Professor at Lankenau Institute for Medical Research (LIMR)

Dr. Ellen Heber-Katz is a Professor at the Lankenau Institute of Medical Research. She has made important discoveries in both immunology and in regenerative medicine. For her PhD (UPenn) she demonstrated that single T-cell subsets could respond to both histocompatibility antigens and environmental antigens establishing the unity of these two branches of the immune response. This theme continued as a postdoctoral fellow at the NIH with the first functional evidence for the T cell–antigen-MHC-Ia tri-molecular complex anticipating the crystal structure. At the Wistar Institute as an Assistant Professor, she developed the first vaccine capable of eliciting a purely T cell response which was fully protective against a lethal challenge of Herpes Simplex Virus (HSV) in the absence of antibodies, and patented a generic structure for a purely T-cell activating vaccine. That T-cells alone (in the absence of a detectable antibody response) could confer protection against a lethal viral challenge was completely outside of mainstream thinking and totally ignored at the time (mid-1980s). Today, this is recognized as a critical vaccine concept. In the area of autoimmunity, she showed that pathogenic T cell responses used a very limited set of shared T-cell receptors.
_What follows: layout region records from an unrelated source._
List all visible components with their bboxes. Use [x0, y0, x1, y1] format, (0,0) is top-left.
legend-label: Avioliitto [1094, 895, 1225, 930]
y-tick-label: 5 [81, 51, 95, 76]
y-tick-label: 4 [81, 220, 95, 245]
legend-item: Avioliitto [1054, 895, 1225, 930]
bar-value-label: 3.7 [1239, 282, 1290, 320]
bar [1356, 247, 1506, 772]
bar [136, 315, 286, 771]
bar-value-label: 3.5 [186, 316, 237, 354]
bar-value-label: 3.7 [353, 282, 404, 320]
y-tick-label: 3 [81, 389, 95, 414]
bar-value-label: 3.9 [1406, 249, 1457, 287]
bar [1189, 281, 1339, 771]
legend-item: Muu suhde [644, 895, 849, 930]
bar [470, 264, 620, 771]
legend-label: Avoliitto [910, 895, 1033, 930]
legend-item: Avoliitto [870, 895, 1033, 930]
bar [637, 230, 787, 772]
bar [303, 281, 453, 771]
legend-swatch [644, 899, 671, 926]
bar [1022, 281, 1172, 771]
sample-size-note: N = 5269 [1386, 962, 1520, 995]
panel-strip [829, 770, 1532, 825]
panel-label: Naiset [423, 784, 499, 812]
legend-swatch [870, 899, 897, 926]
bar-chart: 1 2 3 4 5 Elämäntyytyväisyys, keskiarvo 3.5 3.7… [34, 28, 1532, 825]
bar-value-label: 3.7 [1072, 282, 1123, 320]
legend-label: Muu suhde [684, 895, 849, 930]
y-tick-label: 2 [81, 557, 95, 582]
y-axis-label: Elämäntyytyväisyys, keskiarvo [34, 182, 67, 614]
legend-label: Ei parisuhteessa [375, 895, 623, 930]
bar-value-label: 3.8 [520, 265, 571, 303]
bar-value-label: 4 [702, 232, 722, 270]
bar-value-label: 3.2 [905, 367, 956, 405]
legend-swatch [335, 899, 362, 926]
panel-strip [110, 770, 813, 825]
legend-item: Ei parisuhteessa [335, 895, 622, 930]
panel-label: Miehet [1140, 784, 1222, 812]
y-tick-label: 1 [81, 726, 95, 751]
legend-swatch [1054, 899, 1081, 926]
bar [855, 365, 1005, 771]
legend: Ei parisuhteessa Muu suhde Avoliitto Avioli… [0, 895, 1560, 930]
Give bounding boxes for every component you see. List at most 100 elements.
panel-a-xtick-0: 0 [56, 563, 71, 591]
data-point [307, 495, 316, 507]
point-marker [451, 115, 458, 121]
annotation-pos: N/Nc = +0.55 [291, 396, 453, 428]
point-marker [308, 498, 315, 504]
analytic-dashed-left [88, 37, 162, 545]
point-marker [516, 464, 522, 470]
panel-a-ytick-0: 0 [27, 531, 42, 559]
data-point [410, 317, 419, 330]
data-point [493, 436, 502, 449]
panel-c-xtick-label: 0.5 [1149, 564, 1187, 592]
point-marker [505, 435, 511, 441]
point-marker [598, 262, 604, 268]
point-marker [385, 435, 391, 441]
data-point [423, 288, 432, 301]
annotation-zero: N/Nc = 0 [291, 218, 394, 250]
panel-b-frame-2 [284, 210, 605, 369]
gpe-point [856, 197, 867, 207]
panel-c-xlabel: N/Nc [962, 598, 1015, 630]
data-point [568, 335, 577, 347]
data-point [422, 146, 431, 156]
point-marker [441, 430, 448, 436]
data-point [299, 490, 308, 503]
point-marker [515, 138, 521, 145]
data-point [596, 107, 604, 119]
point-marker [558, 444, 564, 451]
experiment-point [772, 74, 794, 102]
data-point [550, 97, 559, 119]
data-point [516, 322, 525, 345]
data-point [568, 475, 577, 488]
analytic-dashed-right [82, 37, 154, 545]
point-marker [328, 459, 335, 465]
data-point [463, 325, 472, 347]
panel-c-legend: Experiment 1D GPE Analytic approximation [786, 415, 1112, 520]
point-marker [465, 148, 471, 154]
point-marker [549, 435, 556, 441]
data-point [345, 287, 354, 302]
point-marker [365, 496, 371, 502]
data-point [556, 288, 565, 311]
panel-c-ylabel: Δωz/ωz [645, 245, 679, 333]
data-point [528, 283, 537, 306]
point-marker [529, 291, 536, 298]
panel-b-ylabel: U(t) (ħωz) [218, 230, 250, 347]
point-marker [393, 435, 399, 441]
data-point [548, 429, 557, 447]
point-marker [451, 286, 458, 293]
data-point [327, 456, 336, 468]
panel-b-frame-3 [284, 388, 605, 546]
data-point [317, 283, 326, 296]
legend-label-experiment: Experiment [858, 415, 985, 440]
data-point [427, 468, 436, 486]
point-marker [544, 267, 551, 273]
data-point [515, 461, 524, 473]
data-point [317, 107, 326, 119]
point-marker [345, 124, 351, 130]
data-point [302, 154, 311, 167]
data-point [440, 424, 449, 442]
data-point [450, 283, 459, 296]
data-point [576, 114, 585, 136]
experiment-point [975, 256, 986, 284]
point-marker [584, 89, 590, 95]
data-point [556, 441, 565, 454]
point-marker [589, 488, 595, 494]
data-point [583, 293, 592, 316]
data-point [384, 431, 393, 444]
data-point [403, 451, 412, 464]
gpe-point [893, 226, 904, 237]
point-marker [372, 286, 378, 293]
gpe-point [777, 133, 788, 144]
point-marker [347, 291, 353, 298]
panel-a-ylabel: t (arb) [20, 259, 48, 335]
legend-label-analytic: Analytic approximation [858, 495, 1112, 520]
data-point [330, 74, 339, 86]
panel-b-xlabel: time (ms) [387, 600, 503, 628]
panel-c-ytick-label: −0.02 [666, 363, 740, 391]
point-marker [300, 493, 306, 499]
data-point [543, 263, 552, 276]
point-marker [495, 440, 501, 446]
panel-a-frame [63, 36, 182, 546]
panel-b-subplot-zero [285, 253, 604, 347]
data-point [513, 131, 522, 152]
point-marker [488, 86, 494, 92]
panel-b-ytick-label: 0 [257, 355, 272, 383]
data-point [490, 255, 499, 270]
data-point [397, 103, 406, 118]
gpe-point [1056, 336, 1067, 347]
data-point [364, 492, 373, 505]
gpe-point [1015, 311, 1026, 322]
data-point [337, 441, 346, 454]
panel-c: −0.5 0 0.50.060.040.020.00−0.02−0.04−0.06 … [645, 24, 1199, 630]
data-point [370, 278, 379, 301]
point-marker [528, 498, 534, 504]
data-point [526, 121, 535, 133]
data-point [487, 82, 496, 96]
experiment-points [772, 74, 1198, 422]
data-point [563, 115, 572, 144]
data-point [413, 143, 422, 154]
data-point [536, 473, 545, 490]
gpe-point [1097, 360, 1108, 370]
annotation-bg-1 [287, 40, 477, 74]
This was an unexpected result (and highly controversial at the time) but since then it has been shown to be the case for multiple autoimmune diseases and has recently been supported by genetic mapping studies. During her studies of autoimmune disease, she discovered that the MRL mouse, generally used for lupus studies, was capable of a profound regenerative response. This strain had been used for over 30 yrs in many mouse studies and this medically significant phenotype had previously not been noticed. Over the past 14 years, the Heber-Katz laboratory has explored the genetic, molecular, cellular, and physiological expression of this regenerative capacity. She has shown that this resident mammalian regenerative capacity (presumed to have been lost in evolution) could be unleashed by the suppression of a single gene, p21, establishing a new template for regenerative medicine as well as defining a role for a glycolytic metabolism in regeneration. Most recently, she identified HIF-1 as the key molecule in the regenerative response and together with the Messersmith Laboratory at Berkekley, a drug and delivery system was shown to replicate MRL-like regeneration in multiple systems.